Figure 6.. Identified S mutations are unlikely to affect epitopes revealed by nsEMPEM and single-particle cryo-EM.

(A,B) Refined 3D model of SARS-CoV-2 S trimer alone was fitted with a reference structure (PDB 6VYB; gray cartoon) with locations of mutations observed in circulating SARS-CoV-2 isolates (Table S3) highlighted (red spheres). Residues affected by mutations that are disordered in the SARS-CoV-2 S structure (V483A) or in regions that are not included in the S ectodomain (signal sequence or cytoplasmic tail) are not shown. Densities corresponding to Fabs were separated, colored, and displayed on the same 3D volume. (C) C105-RBD interaction from the cryo-EM structure of the C105-S complex (Figure 5) showing locations of RBD mutations. V483 is ordered in this structure. See also Tables S3 and S4.

Figure 7.. S protein epitopes offer different possibilities for avidity effects during IgG and receptor binding.

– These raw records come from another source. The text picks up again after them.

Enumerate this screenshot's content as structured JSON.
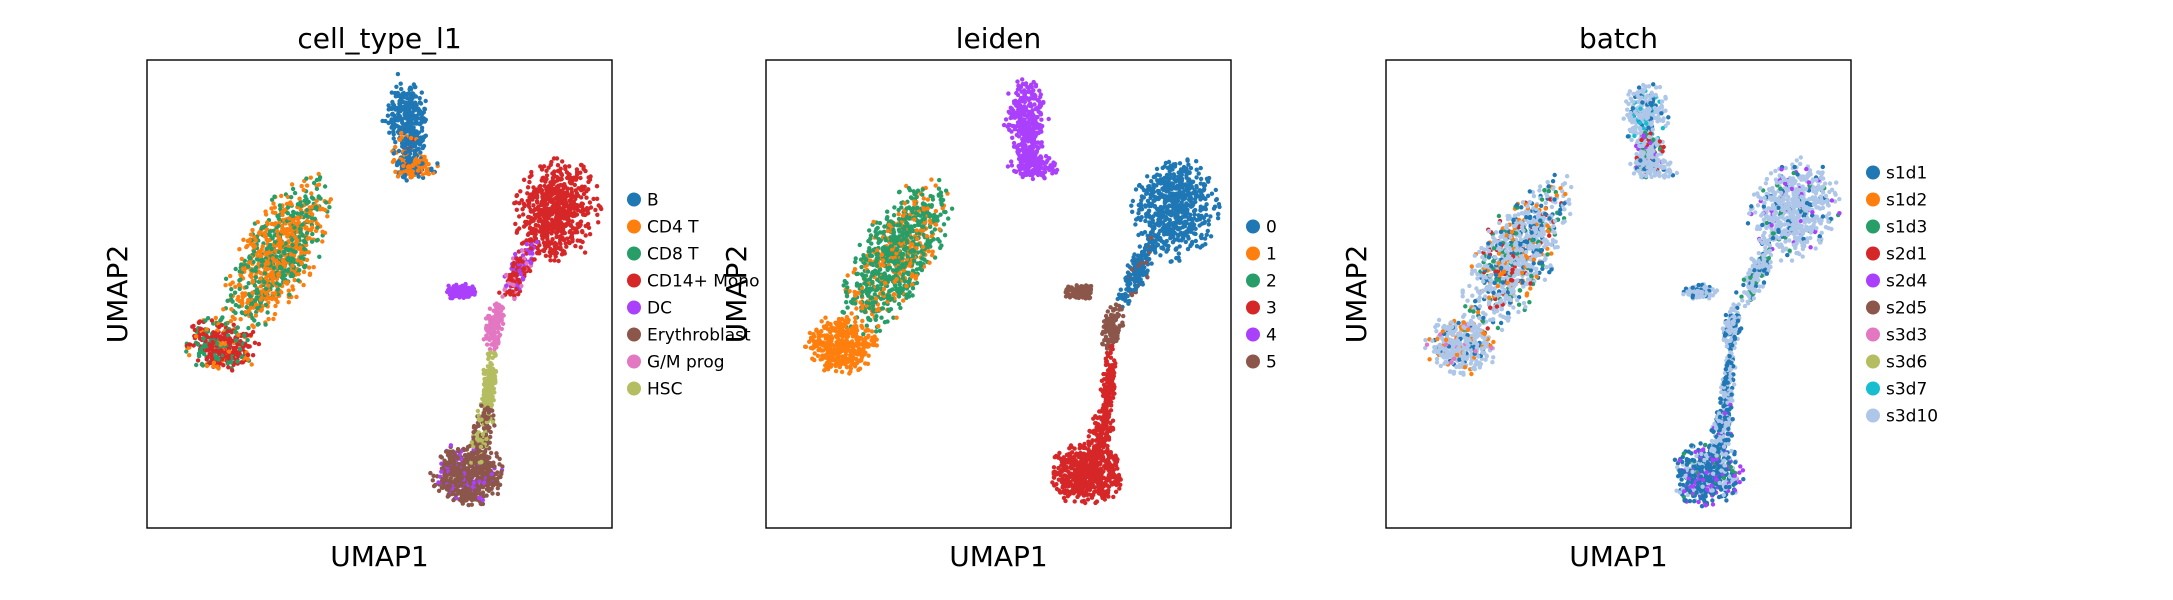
{
  "figure": {
    "background": "#ffffff"
  },
  "chart_data": [
    {
      "type": "scatter",
      "title": "cell_type_l1",
      "xlabel": "UMAP1",
      "ylabel": "UMAP2",
      "grid": false,
      "ticks": false,
      "legend_position": "right",
      "categories": [
        {
          "name": "B",
          "color": "#1f77b4"
        },
        {
          "name": "CD4 T",
          "color": "#ff7f0e"
        },
        {
          "name": "CD8 T",
          "color": "#279e68"
        },
        {
          "name": "CD14+ Mono",
          "color": "#d62728"
        },
        {
          "name": "DC",
          "color": "#aa40fc"
        },
        {
          "name": "Erythroblast",
          "color": "#8c564b"
        },
        {
          "name": "G/M prog",
          "color": "#e377c2"
        },
        {
          "name": "HSC",
          "color": "#b5bd61"
        }
      ]
    },
    {
      "type": "scatter",
      "title": "leiden",
      "xlabel": "UMAP1",
      "ylabel": "UMAP2",
      "grid": false,
      "ticks": false,
      "legend_position": "right",
      "categories": [
        {
          "name": "0",
          "color": "#1f77b4"
        },
        {
          "name": "1",
          "color": "#ff7f0e"
        },
        {
          "name": "2",
          "color": "#279e68"
        },
        {
          "name": "3",
          "color": "#d62728"
        },
        {
          "name": "4",
          "color": "#aa40fc"
        },
        {
          "name": "5",
          "color": "#8c564b"
        }
      ]
    },
    {
      "type": "scatter",
      "title": "batch",
      "xlabel": "UMAP1",
      "ylabel": "UMAP2",
      "grid": false,
      "ticks": false,
      "legend_position": "right",
      "categories": [
        {
          "name": "s1d1",
          "color": "#1f77b4"
        },
        {
          "name": "s1d2",
          "color": "#ff7f0e"
        },
        {
          "name": "s1d3",
          "color": "#279e68"
        },
        {
          "name": "s2d1",
          "color": "#d62728"
        },
        {
          "name": "s2d4",
          "color": "#aa40fc"
        },
        {
          "name": "s2d5",
          "color": "#8c564b"
        },
        {
          "name": "s3d3",
          "color": "#e377c2"
        },
        {
          "name": "s3d6",
          "color": "#b5bd61"
        },
        {
          "name": "s3d7",
          "color": "#17becf"
        },
        {
          "name": "s3d10",
          "color": "#aec7e8"
        }
      ]
    }
  ]
}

(A) Left: Model of two adjacent S trimers separated by ~15 nm, as seen on coronaviruses by cryo-electron tomography (Neuman et al., 2011), demonstrating that the orientation of COV21 Fab(s) on S could accommodate inter-spike crosslinking by a single IgG. The Fc portion of the IgG (PDB code 1IGT) was modeled assuming flexibility between the Fabs and the Fc (Sandin et al., 2004) and with the hinge region indicated by a dotted line since it is disordered in crystal structures of intact IgGs (Harris et al., 1992; Harris et al., 1998; Saphire et al., 2001). Right: Example of a model of two adjacent S trimers with bound Fab(s) in the orientation observed in the COV57 Fab(s)-S reconstruction demonstrating that inter-spike crosslinking is unlikely due to the “downward” orientation of the Fab(s), which does not permit linking by an Fc region, and predicted steric clashes between adjacent Fabs. Inter-spike crosslinking is also not possible for other orientations of two adjacent COV57 Fab(s)-S complexes (not shown). (B) Model of S trimers with two RBDs in an “up” position based on a cryo-EM structure of SARS-CoV S trimer (Kirchdoerfer et al., 2018) (PDB code 6CRX) interacting with full-length ACE2 receptors from the cryo-EM structure of soluble SARS-CoV-2 RBDs bound to the dimeric membrane form of ACE2 (Yan et al., 2020) (PDB code 6M17). Inter-spike crosslinking is possible if ACE2 dimers cluster in the membrane. (C) Model of intra-spike crosslinking between dimeric ACE2 and an S protein trimer with two RBDs in an “up” position. The RBDs were rotated by ~180° about their long axes to allow binding of the ACE2 ectodomains. Rotation of the RBD is a possibility since its position is flexible with respect to the remaining part of the S trimer (Walls et al., 2019). In this model, RBDs from a single S trimer could bind the ACE2 dimer in the same configuration as seen in the B°AT1-ACE2-SARS-CoV-2 RBD structure (PDB code 6M17).